Ward earned a Ph.D. in special education from the University of Virginia, an M.A. in reading education from Appalachian State University, and a B.A. in international studies from University of North Carolina Chapel Hill. As a student at Appalachian, Ward was the recipient of the Uberto Price Reading/Language Arts Scholarship.
She joined the RCOE faculty as an assistant professor in 2006. Ward was promoted to associate professor in 2010. In addition, she currently serves as the Accelerated Admissions Coordinator for the reading education master's program. Her area of research is dyslexia, and she teaches reading education courses for pre-service teachers and master's candidates.
Prior to coming to Appalachian, Ward was an assistant professor of special education at the University of Iowa, an English teacher at Colorado Timberline Academy, special educator/literary specialist for Catawba County Schools, and student teaching supervisor and instructor at the University of Virginia.

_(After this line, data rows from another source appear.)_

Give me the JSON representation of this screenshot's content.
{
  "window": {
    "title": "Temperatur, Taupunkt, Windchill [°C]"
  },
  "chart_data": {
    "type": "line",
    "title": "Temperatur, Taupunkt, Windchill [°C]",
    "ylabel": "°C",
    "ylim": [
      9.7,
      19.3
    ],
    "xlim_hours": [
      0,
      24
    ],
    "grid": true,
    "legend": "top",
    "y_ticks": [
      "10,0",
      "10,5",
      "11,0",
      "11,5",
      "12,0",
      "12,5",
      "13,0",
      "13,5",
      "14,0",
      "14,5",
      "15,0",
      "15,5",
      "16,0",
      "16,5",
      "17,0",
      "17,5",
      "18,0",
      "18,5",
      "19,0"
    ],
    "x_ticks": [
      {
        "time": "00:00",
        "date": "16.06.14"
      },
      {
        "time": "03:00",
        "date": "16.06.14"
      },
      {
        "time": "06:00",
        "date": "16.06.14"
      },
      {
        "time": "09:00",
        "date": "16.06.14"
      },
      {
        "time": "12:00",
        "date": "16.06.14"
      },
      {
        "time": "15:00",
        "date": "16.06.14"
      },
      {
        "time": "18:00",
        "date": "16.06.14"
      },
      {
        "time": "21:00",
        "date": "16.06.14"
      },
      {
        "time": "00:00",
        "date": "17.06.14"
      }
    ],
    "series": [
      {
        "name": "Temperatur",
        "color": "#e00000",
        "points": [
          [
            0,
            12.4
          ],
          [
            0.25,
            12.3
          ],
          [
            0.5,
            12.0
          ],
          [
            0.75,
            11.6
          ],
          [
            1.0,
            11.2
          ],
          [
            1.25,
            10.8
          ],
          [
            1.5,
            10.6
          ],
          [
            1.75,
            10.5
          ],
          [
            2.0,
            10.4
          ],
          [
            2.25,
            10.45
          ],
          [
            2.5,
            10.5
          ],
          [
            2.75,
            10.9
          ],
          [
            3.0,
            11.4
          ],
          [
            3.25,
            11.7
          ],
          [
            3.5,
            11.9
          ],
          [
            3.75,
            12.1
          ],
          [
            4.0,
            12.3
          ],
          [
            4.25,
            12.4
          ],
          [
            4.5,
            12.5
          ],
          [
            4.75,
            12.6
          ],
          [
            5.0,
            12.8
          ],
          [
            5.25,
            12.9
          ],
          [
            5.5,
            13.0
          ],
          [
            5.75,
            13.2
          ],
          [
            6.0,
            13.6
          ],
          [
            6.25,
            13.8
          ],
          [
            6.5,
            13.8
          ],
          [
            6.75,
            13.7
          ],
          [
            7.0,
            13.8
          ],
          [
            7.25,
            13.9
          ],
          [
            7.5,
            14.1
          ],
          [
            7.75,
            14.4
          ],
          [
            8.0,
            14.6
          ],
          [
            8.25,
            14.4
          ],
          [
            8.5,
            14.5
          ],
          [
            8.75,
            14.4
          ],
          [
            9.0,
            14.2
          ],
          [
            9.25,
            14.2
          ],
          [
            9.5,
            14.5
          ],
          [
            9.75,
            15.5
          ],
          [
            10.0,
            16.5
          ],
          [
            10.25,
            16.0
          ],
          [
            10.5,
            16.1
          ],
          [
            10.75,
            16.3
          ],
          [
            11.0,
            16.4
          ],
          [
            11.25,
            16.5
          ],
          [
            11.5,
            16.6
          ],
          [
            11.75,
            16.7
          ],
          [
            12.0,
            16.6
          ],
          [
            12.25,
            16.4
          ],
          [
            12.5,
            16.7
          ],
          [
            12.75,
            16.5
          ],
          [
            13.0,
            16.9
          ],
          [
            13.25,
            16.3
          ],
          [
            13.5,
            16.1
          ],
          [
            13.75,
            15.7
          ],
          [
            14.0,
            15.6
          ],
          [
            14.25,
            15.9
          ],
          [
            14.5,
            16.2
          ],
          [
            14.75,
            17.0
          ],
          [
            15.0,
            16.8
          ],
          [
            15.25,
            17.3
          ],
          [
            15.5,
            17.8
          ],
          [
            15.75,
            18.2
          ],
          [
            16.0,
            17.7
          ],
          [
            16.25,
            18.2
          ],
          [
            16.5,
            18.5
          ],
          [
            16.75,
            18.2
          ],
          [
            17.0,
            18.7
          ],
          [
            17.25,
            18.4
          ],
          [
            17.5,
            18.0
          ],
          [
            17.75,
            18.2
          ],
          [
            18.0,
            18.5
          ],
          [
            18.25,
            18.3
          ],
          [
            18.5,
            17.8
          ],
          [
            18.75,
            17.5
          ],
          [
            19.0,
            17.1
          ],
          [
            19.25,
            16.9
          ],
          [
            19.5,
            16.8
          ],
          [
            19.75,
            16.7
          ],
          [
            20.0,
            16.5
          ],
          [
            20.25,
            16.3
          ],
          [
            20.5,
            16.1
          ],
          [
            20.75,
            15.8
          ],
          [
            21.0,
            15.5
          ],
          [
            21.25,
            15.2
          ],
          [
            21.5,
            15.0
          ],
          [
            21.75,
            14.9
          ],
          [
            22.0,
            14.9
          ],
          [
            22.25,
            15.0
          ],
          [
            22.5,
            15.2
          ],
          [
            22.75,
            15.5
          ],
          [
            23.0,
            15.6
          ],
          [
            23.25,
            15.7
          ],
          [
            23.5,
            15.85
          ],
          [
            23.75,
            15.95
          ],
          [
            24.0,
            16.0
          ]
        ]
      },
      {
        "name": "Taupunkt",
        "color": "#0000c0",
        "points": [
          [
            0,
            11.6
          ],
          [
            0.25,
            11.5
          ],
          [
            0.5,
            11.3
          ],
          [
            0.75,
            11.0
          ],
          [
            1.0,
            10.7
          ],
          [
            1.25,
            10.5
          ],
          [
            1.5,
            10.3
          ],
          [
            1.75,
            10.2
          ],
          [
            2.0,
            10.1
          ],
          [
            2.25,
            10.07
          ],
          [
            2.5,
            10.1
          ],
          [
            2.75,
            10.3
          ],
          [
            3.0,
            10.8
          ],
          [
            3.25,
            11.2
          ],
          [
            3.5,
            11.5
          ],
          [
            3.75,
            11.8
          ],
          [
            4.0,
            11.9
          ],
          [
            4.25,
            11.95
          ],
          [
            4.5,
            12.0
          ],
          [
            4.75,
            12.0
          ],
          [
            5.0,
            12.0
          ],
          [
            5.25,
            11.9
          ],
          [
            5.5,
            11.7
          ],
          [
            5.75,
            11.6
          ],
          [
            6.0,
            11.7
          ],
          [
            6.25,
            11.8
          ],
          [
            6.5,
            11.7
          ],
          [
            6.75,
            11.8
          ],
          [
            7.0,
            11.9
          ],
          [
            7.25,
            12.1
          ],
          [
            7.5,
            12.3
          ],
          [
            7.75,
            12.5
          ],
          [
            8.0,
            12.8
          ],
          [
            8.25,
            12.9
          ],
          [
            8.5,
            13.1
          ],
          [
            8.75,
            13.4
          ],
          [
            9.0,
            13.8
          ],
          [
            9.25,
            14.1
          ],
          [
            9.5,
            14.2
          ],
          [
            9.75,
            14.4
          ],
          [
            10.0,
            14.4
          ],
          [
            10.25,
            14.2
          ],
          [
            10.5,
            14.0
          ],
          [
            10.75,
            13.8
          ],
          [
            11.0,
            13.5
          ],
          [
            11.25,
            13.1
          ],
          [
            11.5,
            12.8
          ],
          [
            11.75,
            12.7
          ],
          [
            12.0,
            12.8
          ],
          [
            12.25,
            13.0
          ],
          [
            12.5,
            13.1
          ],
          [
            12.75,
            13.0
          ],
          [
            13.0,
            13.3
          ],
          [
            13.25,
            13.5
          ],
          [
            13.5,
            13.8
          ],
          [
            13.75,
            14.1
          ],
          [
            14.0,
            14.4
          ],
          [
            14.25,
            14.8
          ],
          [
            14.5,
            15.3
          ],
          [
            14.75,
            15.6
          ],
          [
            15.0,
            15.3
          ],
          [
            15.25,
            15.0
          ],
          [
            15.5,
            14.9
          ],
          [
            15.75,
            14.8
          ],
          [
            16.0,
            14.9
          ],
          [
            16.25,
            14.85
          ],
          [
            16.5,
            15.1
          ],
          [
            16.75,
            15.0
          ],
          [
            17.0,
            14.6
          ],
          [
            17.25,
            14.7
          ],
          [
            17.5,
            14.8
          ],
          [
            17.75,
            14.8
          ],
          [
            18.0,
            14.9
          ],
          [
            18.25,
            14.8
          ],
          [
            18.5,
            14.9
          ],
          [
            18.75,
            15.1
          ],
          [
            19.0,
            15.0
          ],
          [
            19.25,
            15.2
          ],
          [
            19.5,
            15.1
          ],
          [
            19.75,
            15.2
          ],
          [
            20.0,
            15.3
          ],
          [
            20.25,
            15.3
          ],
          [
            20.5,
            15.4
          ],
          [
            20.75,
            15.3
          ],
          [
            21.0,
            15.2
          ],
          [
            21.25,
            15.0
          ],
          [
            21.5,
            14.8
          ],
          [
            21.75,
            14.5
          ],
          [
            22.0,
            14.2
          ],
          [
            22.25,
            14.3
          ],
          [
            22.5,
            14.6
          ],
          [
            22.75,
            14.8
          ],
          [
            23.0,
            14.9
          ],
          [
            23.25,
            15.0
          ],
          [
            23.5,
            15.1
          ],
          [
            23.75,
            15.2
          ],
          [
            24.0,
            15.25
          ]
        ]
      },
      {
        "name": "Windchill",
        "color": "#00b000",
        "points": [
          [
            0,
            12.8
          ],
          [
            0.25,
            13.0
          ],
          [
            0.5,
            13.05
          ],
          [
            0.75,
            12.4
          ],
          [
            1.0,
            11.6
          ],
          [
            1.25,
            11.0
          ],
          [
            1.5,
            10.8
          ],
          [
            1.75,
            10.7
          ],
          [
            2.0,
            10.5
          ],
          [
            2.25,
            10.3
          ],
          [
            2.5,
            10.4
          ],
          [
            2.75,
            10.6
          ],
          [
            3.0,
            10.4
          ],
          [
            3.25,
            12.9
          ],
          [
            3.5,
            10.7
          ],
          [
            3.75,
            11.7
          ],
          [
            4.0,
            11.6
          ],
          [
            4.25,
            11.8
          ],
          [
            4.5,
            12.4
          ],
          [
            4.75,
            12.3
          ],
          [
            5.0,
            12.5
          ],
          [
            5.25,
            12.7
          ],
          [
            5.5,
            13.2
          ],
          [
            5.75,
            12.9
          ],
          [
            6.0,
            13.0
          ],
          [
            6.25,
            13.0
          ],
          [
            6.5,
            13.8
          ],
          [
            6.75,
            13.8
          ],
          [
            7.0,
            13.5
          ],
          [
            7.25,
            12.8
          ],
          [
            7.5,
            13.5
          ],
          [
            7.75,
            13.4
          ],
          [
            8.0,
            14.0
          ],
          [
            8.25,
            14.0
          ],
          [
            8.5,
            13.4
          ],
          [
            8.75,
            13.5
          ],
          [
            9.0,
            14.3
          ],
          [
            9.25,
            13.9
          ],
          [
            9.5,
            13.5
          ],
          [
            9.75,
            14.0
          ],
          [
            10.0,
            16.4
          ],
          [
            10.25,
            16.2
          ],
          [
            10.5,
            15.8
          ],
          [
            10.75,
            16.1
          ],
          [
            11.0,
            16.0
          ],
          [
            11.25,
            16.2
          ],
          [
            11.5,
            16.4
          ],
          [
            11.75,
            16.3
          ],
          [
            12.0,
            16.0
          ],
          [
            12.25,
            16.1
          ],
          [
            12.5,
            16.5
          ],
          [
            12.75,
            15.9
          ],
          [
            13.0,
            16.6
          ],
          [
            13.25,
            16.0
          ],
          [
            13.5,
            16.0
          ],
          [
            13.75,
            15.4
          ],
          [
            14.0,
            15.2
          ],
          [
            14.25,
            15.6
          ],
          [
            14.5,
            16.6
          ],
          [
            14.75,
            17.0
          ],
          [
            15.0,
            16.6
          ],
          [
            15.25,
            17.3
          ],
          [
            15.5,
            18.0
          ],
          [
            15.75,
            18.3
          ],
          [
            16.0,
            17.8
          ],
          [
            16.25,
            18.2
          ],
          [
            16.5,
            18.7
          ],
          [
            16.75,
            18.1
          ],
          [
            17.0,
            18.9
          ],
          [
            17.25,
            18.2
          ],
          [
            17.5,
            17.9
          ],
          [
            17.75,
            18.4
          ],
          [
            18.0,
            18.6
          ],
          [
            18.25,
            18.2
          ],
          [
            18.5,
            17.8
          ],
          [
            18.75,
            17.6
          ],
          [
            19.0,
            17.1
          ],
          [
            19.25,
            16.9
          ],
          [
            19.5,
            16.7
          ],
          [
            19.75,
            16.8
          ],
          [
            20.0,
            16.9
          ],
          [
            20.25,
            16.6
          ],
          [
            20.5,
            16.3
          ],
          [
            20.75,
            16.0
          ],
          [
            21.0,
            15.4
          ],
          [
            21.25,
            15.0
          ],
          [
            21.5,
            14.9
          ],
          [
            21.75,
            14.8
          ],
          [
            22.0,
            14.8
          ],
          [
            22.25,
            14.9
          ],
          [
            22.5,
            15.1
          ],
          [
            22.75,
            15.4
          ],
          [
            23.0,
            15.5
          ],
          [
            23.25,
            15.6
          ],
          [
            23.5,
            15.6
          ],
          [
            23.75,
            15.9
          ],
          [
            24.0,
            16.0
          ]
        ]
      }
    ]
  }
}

Ward is a prolific author who regularly contributes to scholarly publications and is a sought-after presenter at regional, national, and international conferences. She has served in many leadership positions both at Appalachian and through her professional organizations.
In 2017, Ward served as the conference chair for the Board of Directors North Carolina Branch of the International Dyslexia Association. She is also a reviewer for the Editorial Board for Teaching Exceptional Children.
About the Anderson Reading Clinic
An Appalachian education student works with a clinic participant. Photo by Marie Freeman
On March 20, 2015, the reading clinic was named the Pat A. Anderson Reading Clinic in honor of an Appalachian alumna. Pat A. Anderson's generosity and support for reading education at Appalachian State University and her belief that reading is the cornerstone of academic success for all children has been expressed through her continued support of the College of Education.
The clinic, based on the Appalachian campus, has operated additional off-campus branches in Davie County, Burke County, Yadkin County and currently in Forsyth County.
An important function of the clinic is to train expert teachers of reading to work in public schools. In the Anderson Reading Clinic, Appalachian education students, at both the undergraduate and graduate levels, learn to teach reading by "doing it" – by teaching children directly while receiving guidance and constructive feedback from the experienced clinic supervisory staff.
The hands-on teaching experience or clinical training is the most effective way to develop effective reading teachers for public schools. The Anderson Reading Clinic remains the only university-based clinic in North Carolina that offers year-round teacher training, along with diagnostic and remedial reading services to children in the community.